Ma più dell’immaginifica vittoria conta la nuova sfida, la nuova minaccia alla comunità internazionale e al governo filo occidentale di Fuad Sinora. Hassan Nasrallah mette in guardia i generali libanesi e quelli dell’Unifil (quindi anche gli italiani), li avverte che «nessun esercito potrà strappare le armi dalle mani di Hezbollah». Un pugno allo stomaco soprattutto per chi, inviando un contingente internazionale nel sud del Libano, pensava di mercanteggiare un disarmo di facciata, concludere senza sforzi la missione e vantarsi di aver ridisegnato i destini mediorientali. Nasrallah ricorda, invece, che Hezbollah - anche stavolta - non farà sconti a chicchessia.
Ma chi si deve veramente preoccupare , e subito, è il primo ministro Fuad Sinora. Le parole dedicate al suo esecutivo suonano più come un preludio al golpe che non un’esortazione all’unità nazionale. «L’attuale governo è incapace di proteggere o ricostruire il Libano», afferma Nasrallah invocando la nascita di un «governo di unità nazionale» . Non è solo una minaccia. I simboli e i sostenitori della nuova possibile alleanza di governo sono lì, davanti a lui. Sono i cristiani del generale Aoun pronto ad un patto con il diavolo pur di succedere al presidente Lahoud. Sono i partiti filo siriani che ancora controllano i gangli del potere e dell’esercito. In parlamento l’accordo tra Aoun e Nasrallah esiste già.
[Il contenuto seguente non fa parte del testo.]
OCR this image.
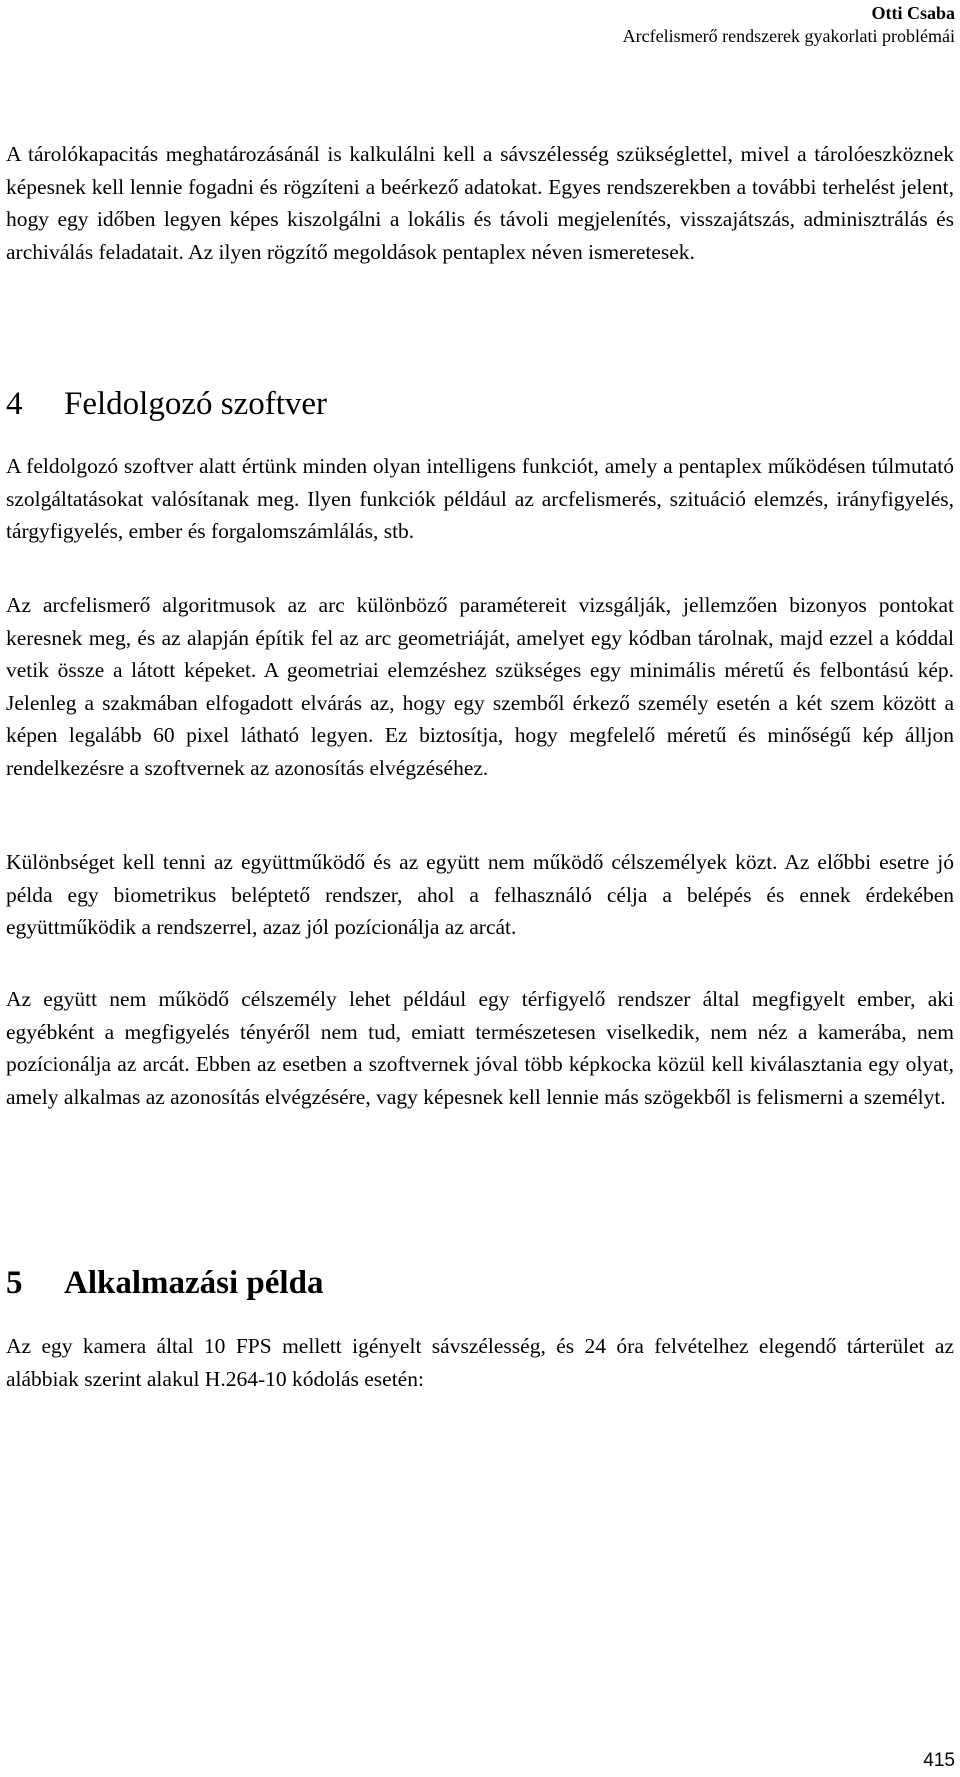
Otti Csaba
Arcfelismerő rendszerek gyakorlati problémái

A tárolókapacitás meghatározásánál is kalkulálni kell a sávszélesség szükséglettel, mivel a tárolóeszköznek képesnek kell lennie fogadni és rögzíteni a beérkező adatokat. Egyes rendszerekben a további terhelést jelent, hogy egy időben legyen képes kiszolgálni a lokális és távoli megjelenítés, visszajátszás, adminisztrálás és archiválás feladatait. Az ilyen rögzítő megoldások pentaplex néven ismeretesek.

4 Feldolgozó szoftver

A feldolgozó szoftver alatt értünk minden olyan intelligens funkciót, amely a pentaplex működésen túlmutató szolgáltatásokat valósítanak meg. Ilyen funkciók például az arcfelismerés, szituáció elemzés, irányfigyelés, tárgyfigyelés, ember és forgalomszámlálás, stb.

Az arcfelismerő algoritmusok az arc különböző paramétereit vizsgálják, jellemzően bizonyos pontokat keresnek meg, és az alapján építik fel az arc geometriáját, amelyet egy kódban tárolnak, majd ezzel a kóddal vetik össze a látott képeket. A geometriai elemzéshez szükséges egy minimális méretű és felbontású kép. Jelenleg a szakmában elfogadott elvárás az, hogy egy szemből érkező személy esetén a két szem között a képen legalább 60 pixel látható legyen. Ez biztosítja, hogy megfelelő méretű és minőségű kép álljon rendelkezésre a szoftvernek az azonosítás elvégzéséhez.

Különbséget kell tenni az együttműködő és az együtt nem működő célszemélyek közt. Az előbbi esetre jó példa egy biometrikus beléptető rendszer, ahol a felhasználó célja a belépés és ennek érdekében együttműködik a rendszerrel, azaz jól pozícionálja az arcát.

Az együtt nem működő célszemély lehet például egy térfigyelő rendszer által megfigyelt ember, aki egyébként a megfigyelés tényéről nem tud, emiatt természetesen viselkedik, nem néz a kamerába, nem pozícionálja az arcát. Ebben az esetben a szoftvernek jóval több képkocka közül kell kiválasztania egy olyat, amely alkalmas az azonosítás elvégzésére, vagy képesnek kell lennie más szögekből is felismerni a személyt.

5 Alkalmazási példa

Az egy kamera által 10 FPS mellett igényelt sávszélesség, és 24 óra felvételhez elegendő tárterület az alábbiak szerint alakul H.264-10 kódolás esetén:

415
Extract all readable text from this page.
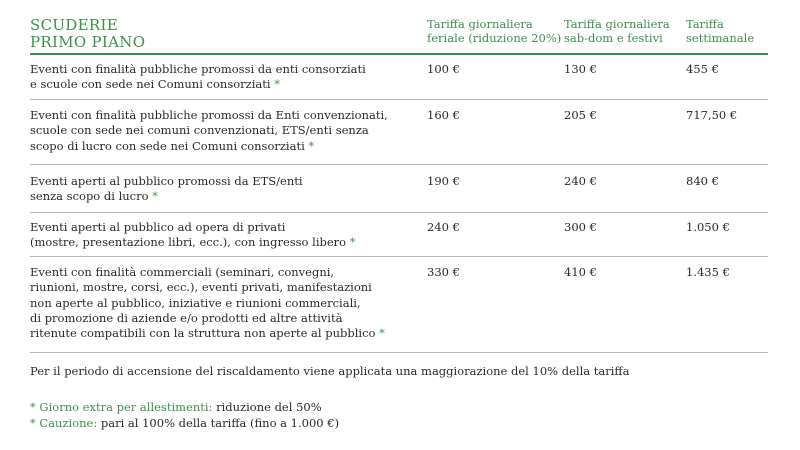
SCUDERIE
PRIMO PIANO
Tariffa giornaliera
feriale (riduzione 20%)
Tariffa giornaliera
sab-dom e festivi
Tariffa
settimanale
Eventi con finalità pubbliche promossi da enti consorziati
e scuole con sede nei Comuni consorziati *
100 €	130 €	455 €
Eventi con finalità pubbliche promossi da Enti convenzionati,
scuole con sede nei comuni convenzionati, ETS/enti senza
scopo di lucro con sede nei Comuni consorziati *
160 €	205 €	717,50 €
Eventi aperti al pubblico promossi da ETS/enti
senza scopo di lucro *
190 €	240 €	840 €
Eventi aperti al pubblico ad opera di privati
(mostre, presentazione libri, ecc.), con ingresso libero *
240 €	300 €	1.050 €
Eventi con finalità commerciali (seminari, convegni,
riunioni, mostre, corsi, ecc.), eventi privati, manifestazioni
non aperte al pubblico, iniziative e riunioni commerciali,
di promozione di aziende e/o prodotti ed altre attività
ritenute compatibili con la struttura non aperte al pubblico *
330 €	410 €	1.435 €
Per il periodo di accensione del riscaldamento viene applicata una maggiorazione del 10% della tariffa
* Giorno extra per allestimenti: riduzione del 50%
* Cauzione: pari al 100% della tariffa (fino a 1.000 €)
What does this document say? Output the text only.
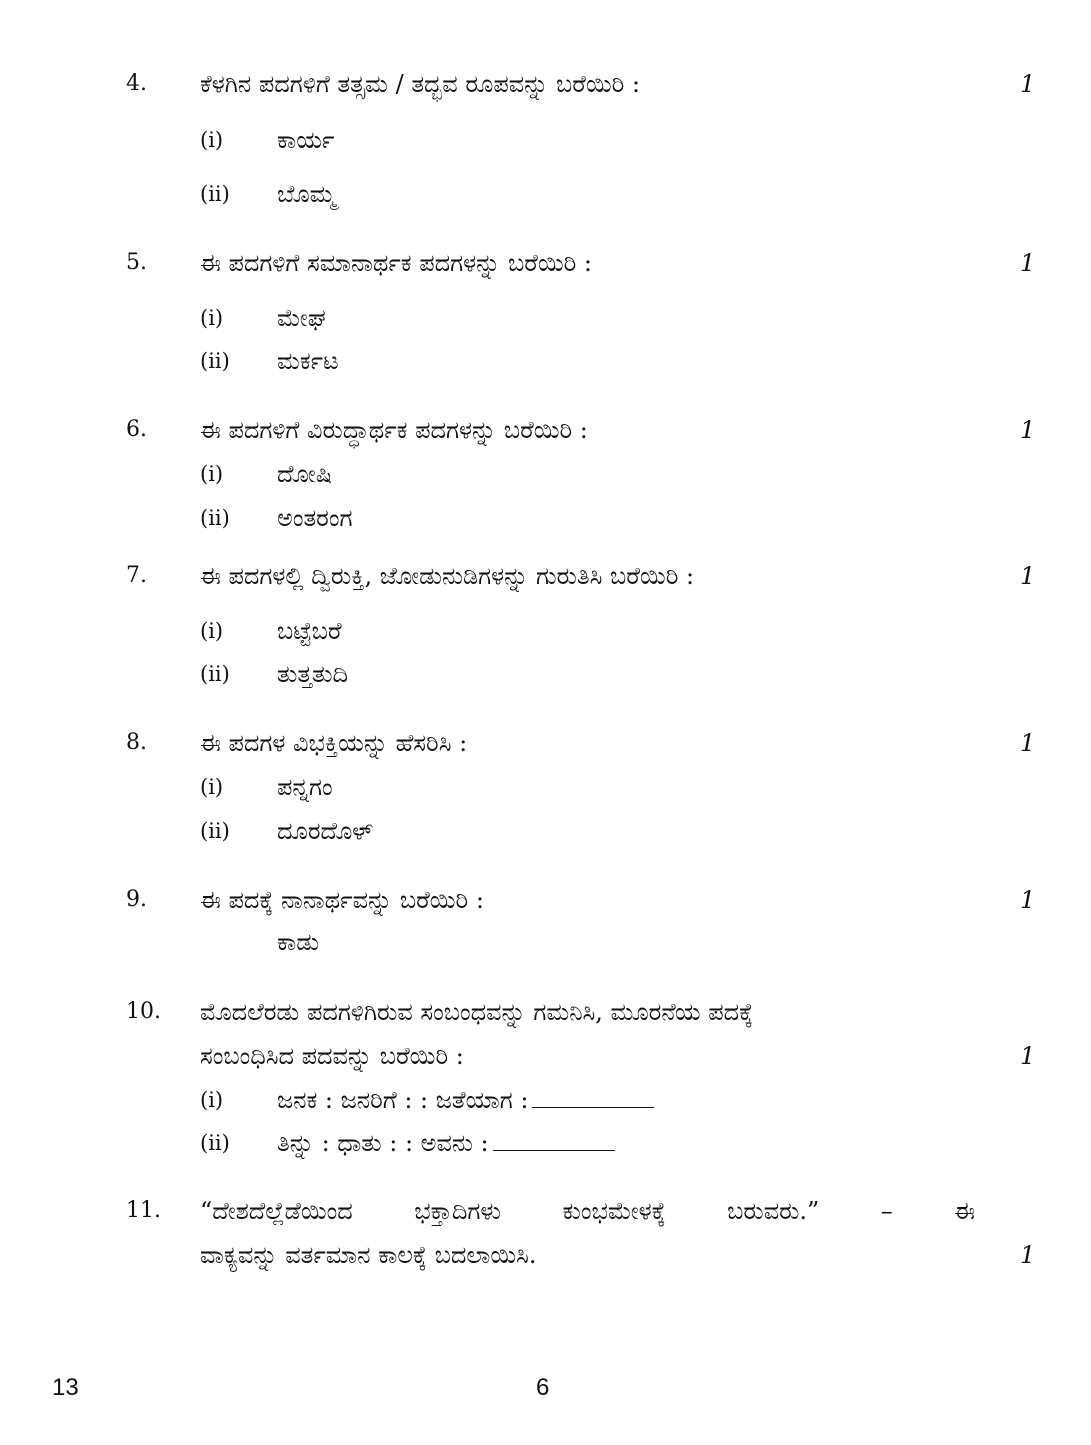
4. ಕೆಳಗಿನ ಪದಗಳಿಗೆ ತತ್ಸಮ / ತದ್ಭವ ರೂಪವನ್ನು ಬರೆಯಿರಿ :	1
(i) ಕಾರ್ಯ
(ii) ಬೊಮ್ಮ
5. ಈ ಪದಗಳಿಗೆ ಸಮಾನಾರ್ಥಕ ಪದಗಳನ್ನು ಬರೆಯಿರಿ :	1
(i) ಮೇಘ
(ii) ಮರ್ಕಟ
6. ಈ ಪದಗಳಿಗೆ ವಿರುದ್ಧಾರ್ಥಕ ಪದಗಳನ್ನು ಬರೆಯಿರಿ :	1
(i) ದೋಷಿ
(ii) ಅಂತರಂಗ
7. ಈ ಪದಗಳಲ್ಲಿ ದ್ವಿರುಕ್ತಿ, ಜೋಡುನುಡಿಗಳನ್ನು ಗುರುತಿಸಿ ಬರೆಯಿರಿ :	1
(i) ಬಟ್ಟೆಬರೆ
(ii) ತುತ್ತತುದಿ
8. ಈ ಪದಗಳ ವಿಭಕ್ತಿಯನ್ನು ಹೆಸರಿಸಿ :	1
(i) ಪನ್ನಗಂ
(ii) ದೂರದೊಳ್
9. ಈ ಪದಕ್ಕೆ ನಾನಾರ್ಥವನ್ನು ಬರೆಯಿರಿ :	1
ಕಾಡು
10. ಮೊದಲೆರಡು ಪದಗಳಿಗಿರುವ ಸಂಬಂಧವನ್ನು ಗಮನಿಸಿ, ಮೂರನೆಯ ಪದಕ್ಕೆ
ಸಂಬಂಧಿಸಿದ ಪದವನ್ನು ಬರೆಯಿರಿ :	1
(i) ಜನಕ : ಜನರಿಗೆ : : ಜತೆಯಾಗ :
(ii) ತಿನ್ನು : ಧಾತು : : ಅವನು :
11. “ದೇಶದೆಲ್ಲೆಡೆಯಿಂದ ಭಕ್ತಾದಿಗಳು ಕುಂಭಮೇಳಕ್ಕೆ ಬರುವರು.” – ಈ
ವಾಕ್ಯವನ್ನು ವರ್ತಮಾನ ಕಾಲಕ್ಕೆ ಬದಲಾಯಿಸಿ.	1
13	6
Nella piazza i militanti cristiani si slogano per protestare contro il disarmo di Hezbollah. Insomma i giorni di Siniora, dei suoi collaboratori, dei Drusi e di quanti insistono per un reale disarmo di Hezbollah potrebbero essere contati. A chi s’illude di poter ignorare le sue parole Nasrallah ricorda che il suo esercito e i suoi arsenali sono tornati quelli di prima. «Prestate attenzione – grida Nasrallah alla folla esultante - oggi Hezbollah ha più di 20mila missili, ha recuperato le sue capacità organizzative e militari... è più forte del 12 luglio». Gli israeliani che lo vorrebbero morto potrebbero bombardar la piazza, ucciderlo con un missile, ma sarebbe una vittoria di Pirro.

Così i generali di Tsahal fanno sapere di non voler agire e il premier Ehud Olmert se la cava rispondendo di non voler far sapere in anticipo le mosse d’Israele al nemico nuovamente esultante. Un nemico che - dichiarano qualche ora dopo i portavoce del ministero degli esteri israeliano – «sta sputando in faccia alla comunità internazionale».